Я поднялся на второй этаж и звонил до тех пор, пока не послышался наконец заспанный мужской голос:

— Кого там черти носят?

— Извините, бога ради, за столь позднее вторжение, но мне сказали, что я в любое время смогу найти у вас ночлег и ужин.

— Ступай, проспись где-нибудь в другом месте.

— К сожалению, это невозможно, потому что мой израильский друг Ариэль Шмерелович дал мне именно ваш адрес.

— Арик?!

Дверь открылась Мужчина, давно разменявший пятый десяток, в пижамных штанах и байковой рубахе, все еще настороженно осмотрев меня с головы до ног, сказал:

— Заходи. Не знакомиться же через порог. — И обернувшись куда-то в глубину квартиры, позвал: — Лилька! У нас гость из Израиля.

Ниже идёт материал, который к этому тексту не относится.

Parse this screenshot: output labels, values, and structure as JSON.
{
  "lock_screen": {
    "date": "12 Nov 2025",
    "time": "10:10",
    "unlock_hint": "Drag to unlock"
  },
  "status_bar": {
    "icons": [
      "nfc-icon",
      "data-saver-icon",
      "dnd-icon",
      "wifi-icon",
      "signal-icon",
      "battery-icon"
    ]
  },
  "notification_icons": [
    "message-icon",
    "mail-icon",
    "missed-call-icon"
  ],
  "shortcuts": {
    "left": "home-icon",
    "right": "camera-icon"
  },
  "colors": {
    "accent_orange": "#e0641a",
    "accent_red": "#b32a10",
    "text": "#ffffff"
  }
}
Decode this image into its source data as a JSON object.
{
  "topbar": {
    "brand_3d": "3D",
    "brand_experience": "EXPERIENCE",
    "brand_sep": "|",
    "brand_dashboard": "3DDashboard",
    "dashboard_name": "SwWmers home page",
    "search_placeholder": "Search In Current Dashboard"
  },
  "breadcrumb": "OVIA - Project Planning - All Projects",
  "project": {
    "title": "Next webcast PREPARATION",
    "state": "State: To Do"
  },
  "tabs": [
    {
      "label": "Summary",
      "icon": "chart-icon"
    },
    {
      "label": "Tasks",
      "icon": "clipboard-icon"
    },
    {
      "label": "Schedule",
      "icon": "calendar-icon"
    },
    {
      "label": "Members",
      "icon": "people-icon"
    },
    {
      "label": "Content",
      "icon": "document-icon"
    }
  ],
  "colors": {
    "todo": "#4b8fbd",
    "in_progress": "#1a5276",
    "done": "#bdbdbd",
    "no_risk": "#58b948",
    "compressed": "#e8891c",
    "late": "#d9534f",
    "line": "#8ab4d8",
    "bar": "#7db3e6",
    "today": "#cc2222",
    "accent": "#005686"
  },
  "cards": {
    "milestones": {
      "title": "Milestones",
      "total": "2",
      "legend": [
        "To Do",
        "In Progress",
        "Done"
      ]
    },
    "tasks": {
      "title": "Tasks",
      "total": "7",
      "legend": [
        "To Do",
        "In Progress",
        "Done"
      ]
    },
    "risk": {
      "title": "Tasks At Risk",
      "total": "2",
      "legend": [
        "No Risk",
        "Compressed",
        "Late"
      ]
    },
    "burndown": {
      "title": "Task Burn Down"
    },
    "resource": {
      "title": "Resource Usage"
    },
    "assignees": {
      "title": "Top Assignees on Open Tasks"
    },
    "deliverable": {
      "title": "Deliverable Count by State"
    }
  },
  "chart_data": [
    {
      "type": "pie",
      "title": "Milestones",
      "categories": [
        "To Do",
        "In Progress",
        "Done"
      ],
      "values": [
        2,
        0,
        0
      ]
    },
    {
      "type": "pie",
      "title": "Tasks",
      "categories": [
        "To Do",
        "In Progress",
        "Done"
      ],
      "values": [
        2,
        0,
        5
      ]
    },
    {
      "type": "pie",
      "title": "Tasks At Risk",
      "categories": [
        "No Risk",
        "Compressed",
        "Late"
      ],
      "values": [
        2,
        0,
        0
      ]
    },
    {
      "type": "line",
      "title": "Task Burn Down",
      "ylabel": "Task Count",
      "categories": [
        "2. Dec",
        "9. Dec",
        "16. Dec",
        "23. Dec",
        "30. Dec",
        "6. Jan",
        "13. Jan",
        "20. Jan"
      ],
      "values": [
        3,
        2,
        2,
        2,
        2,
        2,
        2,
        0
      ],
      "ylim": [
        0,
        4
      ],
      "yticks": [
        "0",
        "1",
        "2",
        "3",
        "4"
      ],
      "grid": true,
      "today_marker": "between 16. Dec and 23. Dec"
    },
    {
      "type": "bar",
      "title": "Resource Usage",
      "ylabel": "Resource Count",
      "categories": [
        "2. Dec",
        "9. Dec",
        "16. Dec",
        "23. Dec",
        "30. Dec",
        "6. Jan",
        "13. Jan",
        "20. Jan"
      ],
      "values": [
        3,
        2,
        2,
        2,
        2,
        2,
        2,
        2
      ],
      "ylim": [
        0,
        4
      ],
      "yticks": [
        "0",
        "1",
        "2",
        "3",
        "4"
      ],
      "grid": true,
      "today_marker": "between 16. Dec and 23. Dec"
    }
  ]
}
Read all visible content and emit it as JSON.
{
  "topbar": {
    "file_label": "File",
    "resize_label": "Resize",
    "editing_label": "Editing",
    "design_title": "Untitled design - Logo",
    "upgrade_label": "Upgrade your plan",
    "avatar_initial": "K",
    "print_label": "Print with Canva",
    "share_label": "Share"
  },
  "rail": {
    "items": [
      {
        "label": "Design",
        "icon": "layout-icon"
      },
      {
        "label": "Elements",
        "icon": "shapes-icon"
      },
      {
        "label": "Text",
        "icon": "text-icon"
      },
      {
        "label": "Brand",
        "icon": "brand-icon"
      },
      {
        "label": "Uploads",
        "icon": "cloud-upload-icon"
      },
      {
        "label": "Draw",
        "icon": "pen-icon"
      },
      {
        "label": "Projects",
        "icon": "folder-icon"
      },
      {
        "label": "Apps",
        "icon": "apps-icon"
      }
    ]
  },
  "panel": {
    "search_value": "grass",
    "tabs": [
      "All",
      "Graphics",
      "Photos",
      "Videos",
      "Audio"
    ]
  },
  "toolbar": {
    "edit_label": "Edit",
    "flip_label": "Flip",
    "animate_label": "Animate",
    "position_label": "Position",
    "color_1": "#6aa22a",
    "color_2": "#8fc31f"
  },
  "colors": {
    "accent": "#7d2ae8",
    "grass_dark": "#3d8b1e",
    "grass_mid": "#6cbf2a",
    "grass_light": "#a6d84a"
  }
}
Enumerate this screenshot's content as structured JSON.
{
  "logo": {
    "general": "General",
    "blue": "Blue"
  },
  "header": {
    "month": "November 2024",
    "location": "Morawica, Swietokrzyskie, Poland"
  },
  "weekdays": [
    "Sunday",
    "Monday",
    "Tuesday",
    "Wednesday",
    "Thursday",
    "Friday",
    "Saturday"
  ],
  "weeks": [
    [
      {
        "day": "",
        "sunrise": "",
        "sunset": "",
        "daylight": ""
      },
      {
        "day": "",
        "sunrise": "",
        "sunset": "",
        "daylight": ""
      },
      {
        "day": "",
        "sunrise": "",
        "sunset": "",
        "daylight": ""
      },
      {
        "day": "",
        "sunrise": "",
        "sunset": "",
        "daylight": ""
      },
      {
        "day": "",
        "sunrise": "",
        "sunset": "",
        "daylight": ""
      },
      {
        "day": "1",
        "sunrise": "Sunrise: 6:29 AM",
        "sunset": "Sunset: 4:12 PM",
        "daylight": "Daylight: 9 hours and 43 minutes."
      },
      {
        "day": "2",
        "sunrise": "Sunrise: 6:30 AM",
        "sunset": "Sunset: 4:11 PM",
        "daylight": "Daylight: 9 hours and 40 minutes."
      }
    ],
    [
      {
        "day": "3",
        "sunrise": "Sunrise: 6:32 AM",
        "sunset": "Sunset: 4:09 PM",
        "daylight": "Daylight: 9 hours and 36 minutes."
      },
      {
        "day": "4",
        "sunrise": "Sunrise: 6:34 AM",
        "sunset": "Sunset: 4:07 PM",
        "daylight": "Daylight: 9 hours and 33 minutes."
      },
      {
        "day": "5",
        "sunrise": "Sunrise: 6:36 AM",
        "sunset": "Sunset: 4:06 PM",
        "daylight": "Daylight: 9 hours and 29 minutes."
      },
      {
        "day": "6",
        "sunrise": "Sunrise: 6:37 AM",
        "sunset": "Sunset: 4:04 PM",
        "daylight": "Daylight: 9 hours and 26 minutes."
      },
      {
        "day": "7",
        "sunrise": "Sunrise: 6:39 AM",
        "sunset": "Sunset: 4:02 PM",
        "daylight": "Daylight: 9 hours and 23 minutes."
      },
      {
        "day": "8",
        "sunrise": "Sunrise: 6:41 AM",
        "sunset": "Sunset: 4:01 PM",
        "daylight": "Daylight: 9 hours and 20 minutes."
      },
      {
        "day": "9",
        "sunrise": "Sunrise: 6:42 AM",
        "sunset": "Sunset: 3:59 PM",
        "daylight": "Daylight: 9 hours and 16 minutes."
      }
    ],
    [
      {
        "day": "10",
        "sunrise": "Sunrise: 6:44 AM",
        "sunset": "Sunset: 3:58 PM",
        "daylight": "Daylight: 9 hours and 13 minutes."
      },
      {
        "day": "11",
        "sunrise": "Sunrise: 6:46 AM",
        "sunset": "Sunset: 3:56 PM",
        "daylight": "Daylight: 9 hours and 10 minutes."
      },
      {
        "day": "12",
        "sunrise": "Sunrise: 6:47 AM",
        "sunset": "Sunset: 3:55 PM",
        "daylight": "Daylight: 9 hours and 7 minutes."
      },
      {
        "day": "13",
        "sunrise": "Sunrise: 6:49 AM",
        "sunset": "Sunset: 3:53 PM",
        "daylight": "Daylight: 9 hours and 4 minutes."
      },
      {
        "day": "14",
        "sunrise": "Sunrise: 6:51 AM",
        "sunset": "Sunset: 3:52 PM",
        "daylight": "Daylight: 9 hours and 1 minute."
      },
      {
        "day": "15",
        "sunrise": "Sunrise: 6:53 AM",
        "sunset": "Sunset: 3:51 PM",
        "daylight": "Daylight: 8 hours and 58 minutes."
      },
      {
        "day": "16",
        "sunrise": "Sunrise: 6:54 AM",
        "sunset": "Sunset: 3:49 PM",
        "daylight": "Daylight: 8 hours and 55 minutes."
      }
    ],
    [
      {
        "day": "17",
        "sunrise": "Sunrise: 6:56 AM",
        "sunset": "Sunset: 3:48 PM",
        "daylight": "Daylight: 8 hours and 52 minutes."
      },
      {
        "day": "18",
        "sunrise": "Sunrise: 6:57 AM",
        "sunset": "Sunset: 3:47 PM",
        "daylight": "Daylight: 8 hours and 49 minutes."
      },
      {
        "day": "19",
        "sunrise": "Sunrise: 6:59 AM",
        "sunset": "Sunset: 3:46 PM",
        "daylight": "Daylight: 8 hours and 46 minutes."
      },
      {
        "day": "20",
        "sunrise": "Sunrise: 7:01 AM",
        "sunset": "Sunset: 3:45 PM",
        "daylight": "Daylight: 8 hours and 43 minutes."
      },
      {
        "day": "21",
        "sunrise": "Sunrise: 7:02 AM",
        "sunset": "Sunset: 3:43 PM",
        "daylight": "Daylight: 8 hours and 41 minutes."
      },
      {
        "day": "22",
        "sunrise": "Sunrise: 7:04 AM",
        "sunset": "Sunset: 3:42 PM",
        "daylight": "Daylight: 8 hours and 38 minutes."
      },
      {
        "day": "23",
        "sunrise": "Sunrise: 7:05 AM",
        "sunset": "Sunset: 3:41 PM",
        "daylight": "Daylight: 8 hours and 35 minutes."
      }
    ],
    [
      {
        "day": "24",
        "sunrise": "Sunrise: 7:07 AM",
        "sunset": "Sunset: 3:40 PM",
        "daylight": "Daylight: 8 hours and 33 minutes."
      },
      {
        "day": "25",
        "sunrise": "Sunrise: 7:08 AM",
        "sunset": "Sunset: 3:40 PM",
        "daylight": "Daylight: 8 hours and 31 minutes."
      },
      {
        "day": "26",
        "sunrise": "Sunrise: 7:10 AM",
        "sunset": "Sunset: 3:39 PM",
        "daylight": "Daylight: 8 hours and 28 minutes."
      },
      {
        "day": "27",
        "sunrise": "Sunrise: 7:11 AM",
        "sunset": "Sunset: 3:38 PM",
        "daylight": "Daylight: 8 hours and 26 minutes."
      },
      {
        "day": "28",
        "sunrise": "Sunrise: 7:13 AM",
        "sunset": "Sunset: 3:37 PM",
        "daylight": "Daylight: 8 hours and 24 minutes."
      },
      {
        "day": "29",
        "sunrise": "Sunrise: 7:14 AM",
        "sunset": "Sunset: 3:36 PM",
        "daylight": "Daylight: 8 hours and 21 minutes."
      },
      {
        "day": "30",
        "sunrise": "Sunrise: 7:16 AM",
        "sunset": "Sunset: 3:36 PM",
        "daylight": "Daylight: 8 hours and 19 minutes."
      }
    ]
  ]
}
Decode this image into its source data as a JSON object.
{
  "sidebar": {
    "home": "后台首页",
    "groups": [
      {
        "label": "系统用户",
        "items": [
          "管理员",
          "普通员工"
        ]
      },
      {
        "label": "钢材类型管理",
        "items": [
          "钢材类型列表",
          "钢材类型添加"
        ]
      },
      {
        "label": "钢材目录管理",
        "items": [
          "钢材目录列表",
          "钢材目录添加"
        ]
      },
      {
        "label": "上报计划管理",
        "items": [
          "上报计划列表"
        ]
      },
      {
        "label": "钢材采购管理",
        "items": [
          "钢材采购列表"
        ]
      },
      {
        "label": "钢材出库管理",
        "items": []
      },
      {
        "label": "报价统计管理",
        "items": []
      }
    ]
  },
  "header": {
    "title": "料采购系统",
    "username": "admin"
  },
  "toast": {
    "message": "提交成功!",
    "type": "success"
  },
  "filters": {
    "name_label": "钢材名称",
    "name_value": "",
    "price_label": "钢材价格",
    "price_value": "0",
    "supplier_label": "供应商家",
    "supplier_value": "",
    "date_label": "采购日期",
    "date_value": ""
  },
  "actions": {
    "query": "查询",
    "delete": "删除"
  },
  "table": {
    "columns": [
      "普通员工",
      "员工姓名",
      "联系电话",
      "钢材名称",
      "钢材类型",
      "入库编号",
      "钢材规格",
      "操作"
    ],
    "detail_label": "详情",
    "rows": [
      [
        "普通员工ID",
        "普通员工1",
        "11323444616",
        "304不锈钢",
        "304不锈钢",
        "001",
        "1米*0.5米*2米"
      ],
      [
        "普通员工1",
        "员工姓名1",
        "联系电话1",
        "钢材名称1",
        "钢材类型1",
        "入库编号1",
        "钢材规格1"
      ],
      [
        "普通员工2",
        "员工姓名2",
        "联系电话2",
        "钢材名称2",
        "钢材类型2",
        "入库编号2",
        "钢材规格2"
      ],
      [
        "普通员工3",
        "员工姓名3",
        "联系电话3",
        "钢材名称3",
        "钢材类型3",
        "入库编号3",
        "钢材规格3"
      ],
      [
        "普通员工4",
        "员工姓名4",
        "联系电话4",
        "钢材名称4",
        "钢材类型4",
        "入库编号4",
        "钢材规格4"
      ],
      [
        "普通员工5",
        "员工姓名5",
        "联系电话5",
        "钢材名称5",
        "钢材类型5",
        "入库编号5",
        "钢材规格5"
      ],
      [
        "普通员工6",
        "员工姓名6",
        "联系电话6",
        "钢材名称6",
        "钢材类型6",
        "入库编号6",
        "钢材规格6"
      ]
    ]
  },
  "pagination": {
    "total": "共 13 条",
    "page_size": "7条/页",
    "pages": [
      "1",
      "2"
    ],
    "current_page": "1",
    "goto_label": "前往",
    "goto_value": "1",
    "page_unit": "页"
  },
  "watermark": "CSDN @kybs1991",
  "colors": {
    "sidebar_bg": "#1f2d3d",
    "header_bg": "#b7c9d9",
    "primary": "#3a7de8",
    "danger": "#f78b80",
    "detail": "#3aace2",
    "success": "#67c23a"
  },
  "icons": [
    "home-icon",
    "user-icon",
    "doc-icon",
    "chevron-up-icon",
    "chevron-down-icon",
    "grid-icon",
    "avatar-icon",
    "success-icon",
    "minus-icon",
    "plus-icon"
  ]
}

Откуда-то появилась Лиля в халате и захлопотала, накрывая на стол. Тут-то и раздался звонок.

— Это еще что? Опять гость из Израиля? — удивился Петя.

Арику удался его сюрприз…

А потом до рассветных часов тянулось застолье. Старые друзья предавались воспоминаниям, а я — многочисленным грибным блюдам.

— Сами собираем, — пояснила Лиля. — Осень-то у нас грибовная. Грибных дождей много было — теплых, мелких. Вот гриб и полез.

Арик тем временем расписывал жизнь в Израиле в таких радужных тонах, что мне стало неловко.

Петя слушал напряженно, не забывая наполнять быстро пустевшие под грибки рюмки. Я рассмотрел его повнимательнее.

Худой, как афганская борзая, он производил впечатление человека, прожившего жизнь хоть и веселую, но с изрядной приправой горести.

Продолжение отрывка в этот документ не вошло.